Try looking at it this way: If your boyfriend regularly stopped at a bar to have a cocktail, and people flirted with him, and he flirted back — and that’s all he did — would that constitute an “appletini infidelity”? If some guys looked him up and down in the locker room, and he looked those guys up and down back, would that constitute a “cardio infidelity”? No and no — and a boyfriend who flipped out about those sorts of interactions would be regarded as jealous, insecure, and controlling. So what difference does it make that your boyfriend did a little online flirting? Is it that your boyfriend jacked off thinking about these other guys? You jack off thinking about other guys when you watch porn. Is it that he jacked off thinking about and interacting with guys he could actually have IRL? Lots of guys in monogamous relationships — gay, straight, or bi — jack off about people they flirted with in bars and gyms, i.e., guys they interacted with and could have IRL.

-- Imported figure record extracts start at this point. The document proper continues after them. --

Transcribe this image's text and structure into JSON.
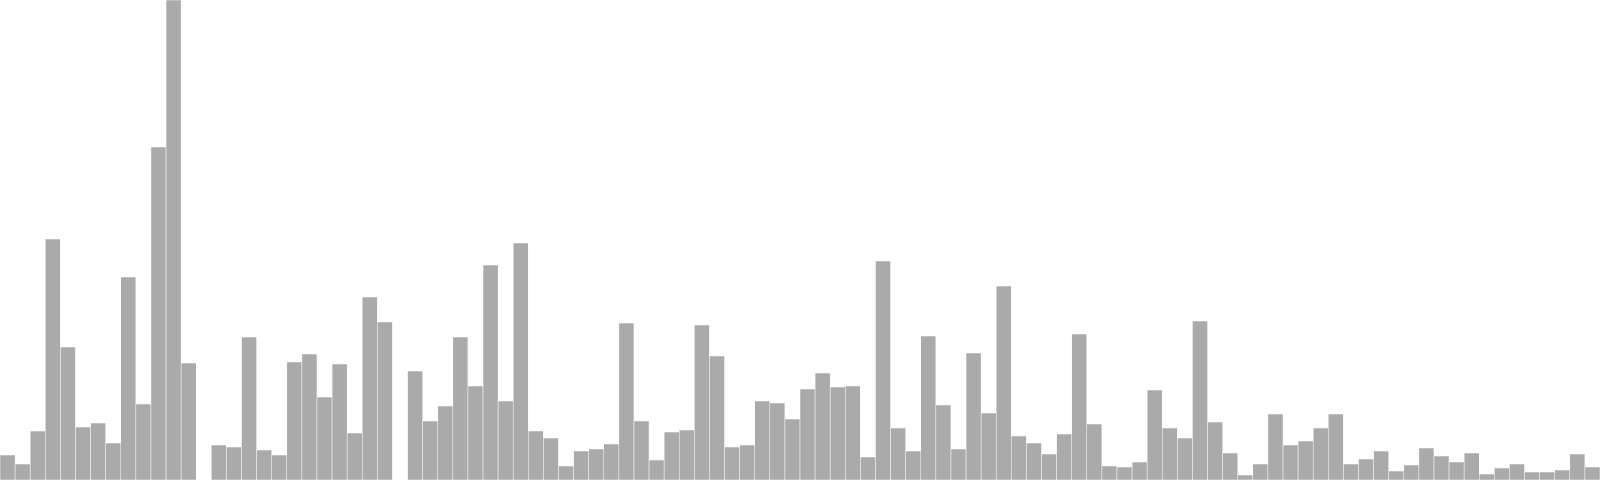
{
  "chart_data": {
    "type": "bar",
    "title": "",
    "xlabel": "",
    "ylabel": "",
    "ylim": [
      0,
      480
    ],
    "grid": false,
    "legend": "none",
    "bar_color": "#aaaaaa",
    "background": "#ffffff",
    "values": [
      25,
      16,
      49,
      241,
      133,
      53,
      57,
      37,
      203,
      76,
      333,
      480,
      117,
      0,
      35,
      33,
      143,
      30,
      25,
      118,
      126,
      83,
      116,
      47,
      183,
      158,
      0,
      109,
      59,
      74,
      143,
      94,
      215,
      79,
      237,
      49,
      42,
      14,
      29,
      31,
      36,
      157,
      59,
      20,
      48,
      50,
      155,
      124,
      33,
      35,
      79,
      77,
      61,
      91,
      107,
      93,
      94,
      23,
      219,
      52,
      29,
      144,
      75,
      31,
      127,
      67,
      194,
      44,
      37,
      26,
      46,
      146,
      56,
      14,
      13,
      18,
      90,
      52,
      42,
      159,
      58,
      27,
      5,
      16,
      66,
      35,
      39,
      52,
      66,
      16,
      21,
      29,
      9,
      15,
      32,
      24,
      18,
      27,
      6,
      12,
      16,
      8,
      8,
      10,
      26,
      13
    ]
  }
}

Here’s what you should do, SOCI: Ask your boyfriend to knock this shit off because it goobs you out. But don’t round this “online flirtation” up to “cyber-infidelity” unless you want to make yourself miserable, and don’t police your boyfriend’s online activities — snooping is the only way to “make sure it stops” — unless you want to get dumped.

Dear Dan: I’m a gay man who is about to turn 35. Somehow, 30 didn’t bother me, but being halfway to 70 is freaking me out. The gay world is obsessed with youth and beauty, and once you’re not young and hot anymore, your life may as well be over. If you don’t have a tight ass and ripped abs and a hot cock, you have no value and nothing to contribute. Why is the gay world so shallow?

One Very Enraged Romantic


Dear OVER: Ed Murray was 58 years old when he became the mayor of Seattle. Larry Kramer was 52 when he inspired the founding of ACT UP. Bayard Rustin was 51 when he organized the historic 1963 March on Washington. Harvey Milk was 47 years old when he was elected to the San Francisco Board of Supervisors. Barney Frank was 41 when he was first elected to Congress in 1981 and 73 when he retired last year. Neil Patrick Harris was 41 when he won a Tony Award for starring in the Broadway revival of Hedwig and the Angry Inch. Jonathan Capehart was 40 when he became a member of the Washington Post’s editorial board in 2007. Tony Kushner was 37 when he won the Pulitzer Prize for Angels in America. George Takei (77), RuPaul (53), Andrew Sullivan (50), Andy Cohen (46), Jared Polis (39) — I could go on.

If you don’t think gay men over 35 — or 50 or 60 or 70 — have anything to contribute, OVER, then it’s not the “gay world” that’s shallow, it’s you.